The Boat We’re Missin’ Has Funny Turbines On It

Yup, we have hesitated (stalled, really, thanks to a certain Texan and his petrocronies) and the opportunity to take the renewable-energy lead is fast slipping away.

According to a story in the NYT, Power-hungry India and China have proven fertile markets for wind energy, and not thanks to fat subsidies, as any skeptic might expect (India has been applauding every type of energy production, because it is so desperate for more power). An Indian company, Suzlon Energy Ltd., has developed proprietary designs for turbine parts, which are selling in the U.S. through a subsidiary.


According the the Times, it turns out that rising natural-resource prices, combined with inflated rates and unreliable services, have inspired larger companies to contract directly with wind farms for their own energy. Windpower, as a consequence, is growing fast. The prediction is that as long as coal/oil/natural-gas prices stay where they’ve been lately, wind will remain competitive.

Now, there are American concerns working on windpower; see AWEA for industry-group info. But we are not amused that newsworthy innovation is being done elsewhere and sold here. We don’t begrudge any country their clean energy efforts; on the contrary, the specter of India and China spending the 21st century growing huge on the backs of two-stroke engines and coal plants, driving climate change ever faster, frightens us more even than domestic environmental foot-dragging does. We’re instead bothered by what looks like a re-telling of the auto-industry story: just as Japanese automakers carved out their share with better products and prices while the complacent Big Three placed faith in their own unsinkability, foreign ingenuity may again beat us to the punch, while our automakers and power companies cling resolutely to business-as-usual mindsets and a long-honed knee-jerk resistance to outside influence.

We have (or had?) an opportunity to take the lead in developing a wide variety of clean-energy technologies, but our country’s industrial pillars are not doing so and our political leaders are not spurring them. Automakers are dragged, uncooperative, out of the past, and utilities reject wind and solar technology until they are promised subsidies or immediate returns. These attitudes are short-sighted, stubborn, and ignorant of the eventual importance of these technologies.
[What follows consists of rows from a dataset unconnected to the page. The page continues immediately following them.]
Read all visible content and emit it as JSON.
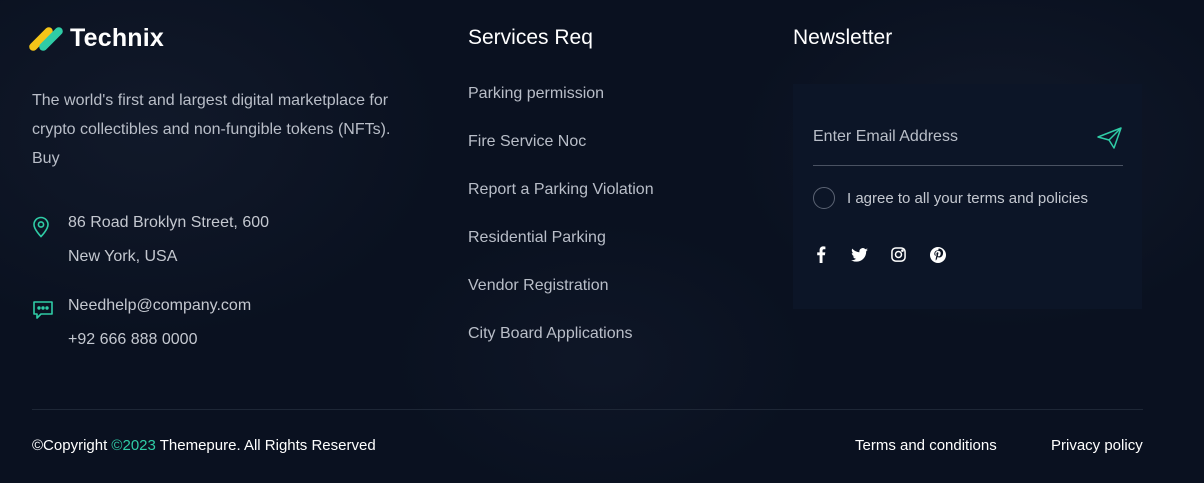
{
  "brand": {
    "name": "Technix",
    "description": "The world's first and largest digital marketplace for crypto collectibles and non-fungible tokens (NFTs). Buy"
  },
  "contact": {
    "address_line1": "86 Road Broklyn Street, 600",
    "address_line2": "New York, USA",
    "email": "Needhelp@company.com",
    "phone": "+92 666 888 0000"
  },
  "services": {
    "title": "Services Req",
    "items": [
      "Parking permission",
      "Fire Service Noc",
      "Report a Parking Violation",
      "Residential Parking",
      "Vendor Registration",
      "City Board Applications"
    ]
  },
  "newsletter": {
    "title": "Newsletter",
    "email_placeholder": "Enter Email Address",
    "email_value": "",
    "agree_label": "I agree to all your terms and policies",
    "socials": [
      "facebook-icon",
      "twitter-icon",
      "instagram-icon",
      "pinterest-icon"
    ]
  },
  "footer": {
    "copyright_prefix": "©Copyright ",
    "copyright_year": "©2023",
    "copyright_suffix": " Themepure. All Rights Reserved",
    "terms": "Terms and conditions",
    "privacy": "Privacy policy"
  },
  "colors": {
    "background": "#0a1120",
    "accent": "#2fcca6",
    "logo_yellow": "#f5c518",
    "text_muted": "#b9bec8",
    "heading": "#ffffff"
  }
}
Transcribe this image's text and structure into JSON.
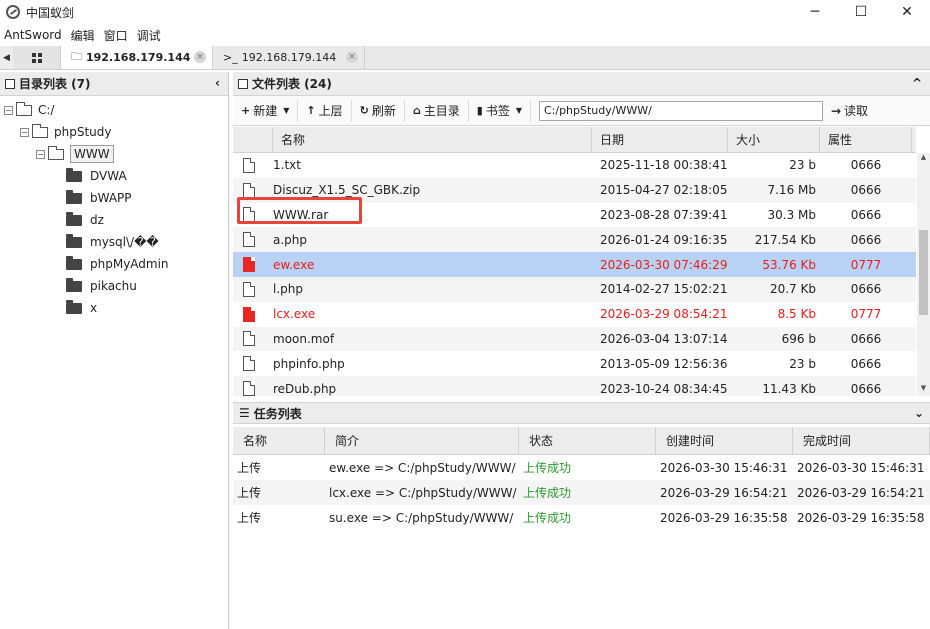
{
  "window": {
    "title": "中国蚁剑",
    "controls": [
      "─",
      "☐",
      "✕"
    ]
  },
  "menu": [
    "AntSword",
    "编辑",
    "窗口",
    "调试"
  ],
  "tabs": [
    {
      "icon": "🗀",
      "label": "192.168.179.144",
      "close": "×"
    },
    {
      "icon": ">_",
      "label": "192.168.179.144",
      "close": "×"
    }
  ],
  "left": {
    "title": "目录列表 (7)",
    "collapse": "‹",
    "tree": [
      {
        "label": "C:/",
        "expander": "−"
      },
      {
        "label": "phpStudy",
        "expander": "−"
      },
      {
        "label": "WWW",
        "expander": "−"
      },
      {
        "label": "DVWA"
      },
      {
        "label": "bWAPP"
      },
      {
        "label": "dz"
      },
      {
        "label": "mysql\\/��"
      },
      {
        "label": "phpMyAdmin"
      },
      {
        "label": "pikachu"
      },
      {
        "label": "x"
      }
    ]
  },
  "right": {
    "title": "文件列表 (24)",
    "collapse": "^",
    "toolbar": {
      "new": "新建",
      "up": "上层",
      "refresh": "刷新",
      "home": "主目录",
      "bookmark": "书签",
      "path": "C:/phpStudy/WWW/",
      "read": "读取"
    },
    "columns": [
      "名称",
      "日期",
      "大小",
      "属性"
    ],
    "files": [
      {
        "name": "1.txt",
        "date": "2025-11-18 00:38:41",
        "size": "23 b",
        "attr": "0666",
        "icon": "txt"
      },
      {
        "name": "Discuz_X1.5_SC_GBK.zip",
        "date": "2015-04-27 02:18:05",
        "size": "7.16 Mb",
        "attr": "0666",
        "icon": "zip"
      },
      {
        "name": "WWW.rar",
        "date": "2023-08-28 07:39:41",
        "size": "30.3 Mb",
        "attr": "0666",
        "icon": "zip"
      },
      {
        "name": "a.php",
        "date": "2026-01-24 09:16:35",
        "size": "217.54 Kb",
        "attr": "0666",
        "icon": "php"
      },
      {
        "name": "ew.exe",
        "date": "2026-03-30 07:46:29",
        "size": "53.76 Kb",
        "attr": "0777",
        "icon": "exe"
      },
      {
        "name": "l.php",
        "date": "2014-02-27 15:02:21",
        "size": "20.7 Kb",
        "attr": "0666",
        "icon": "php"
      },
      {
        "name": "lcx.exe",
        "date": "2026-03-29 08:54:21",
        "size": "8.5 Kb",
        "attr": "0777",
        "icon": "exe"
      },
      {
        "name": "moon.mof",
        "date": "2026-03-04 13:07:14",
        "size": "696 b",
        "attr": "0666",
        "icon": "file"
      },
      {
        "name": "phpinfo.php",
        "date": "2013-05-09 12:56:36",
        "size": "23 b",
        "attr": "0666",
        "icon": "php"
      },
      {
        "name": "reDub.php",
        "date": "2023-10-24 08:34:45",
        "size": "11.43 Kb",
        "attr": "0666",
        "icon": "php"
      }
    ]
  },
  "tasks": {
    "title": "任务列表",
    "collapse": "⌄",
    "columns": [
      "名称",
      "简介",
      "状态",
      "创建时间",
      "完成时间"
    ],
    "rows": [
      {
        "name": "上传",
        "desc": "ew.exe => C:/phpStudy/WWW/",
        "status": "上传成功",
        "created": "2026-03-30 15:46:31",
        "done": "2026-03-30 15:46:31"
      },
      {
        "name": "上传",
        "desc": "lcx.exe => C:/phpStudy/WWW/",
        "status": "上传成功",
        "created": "2026-03-29 16:54:21",
        "done": "2026-03-29 16:54:21"
      },
      {
        "name": "上传",
        "desc": "su.exe => C:/phpStudy/WWW/",
        "status": "上传成功",
        "created": "2026-03-29 16:35:58",
        "done": "2026-03-29 16:35:58"
      }
    ]
  },
  "colors": {
    "exe_red": "#ea1c1c",
    "selected_row": "#b7d2f5",
    "success_green": "#2d9a2d",
    "highlight_box": "#e8443e"
  }
}
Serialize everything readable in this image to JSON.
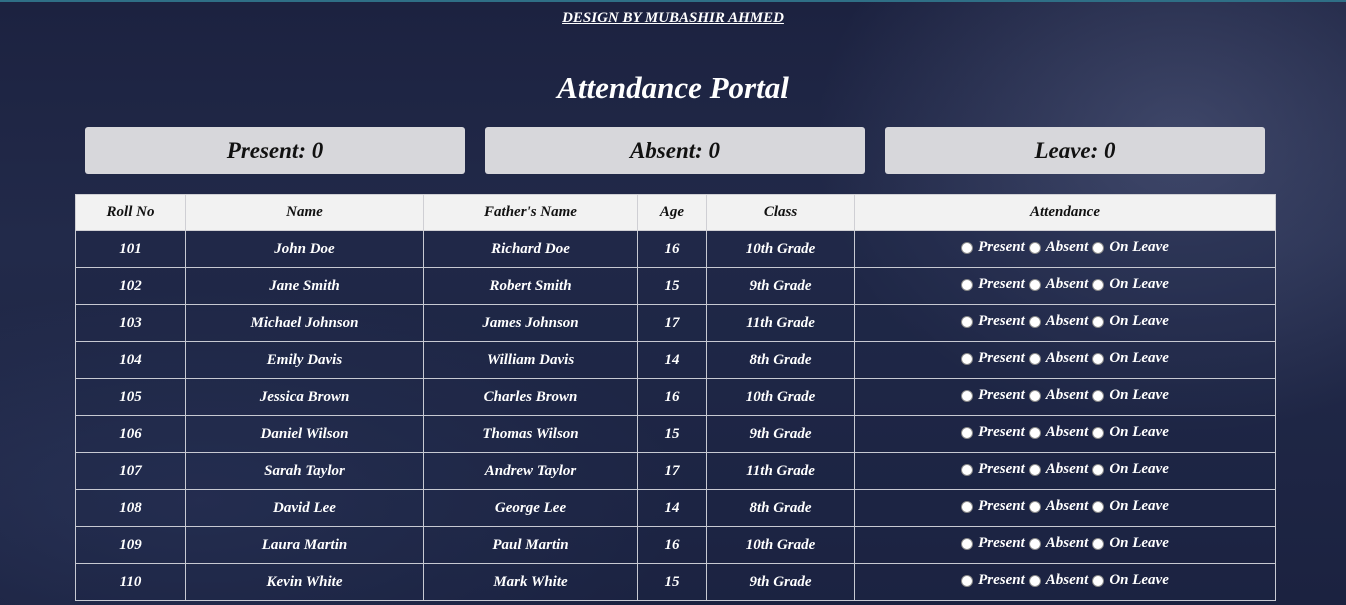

As India and China are doing now, the rest of the world will look to solar and wind technologies as a buffer against the price volatility, supply insecurities, and environmental costs of fossil-fuel use. (The same NYT story reports that China has already set a goal that it will produce 20% of its electricity from renewable sources by 2020.) The U.S. risks not being the country for green-technology development. Instead, we risk being forced to pay retail for the productivity, brainpower, and skilled labor of others.

It is in our national interest to be the sellers, not the buyers, of innovative technologies, and energy is one of the few sectors guaranteed to be both huge and growing for decades to come. It will be our to our great regret if we do not act now to cement our role as a home to progress in energy technology.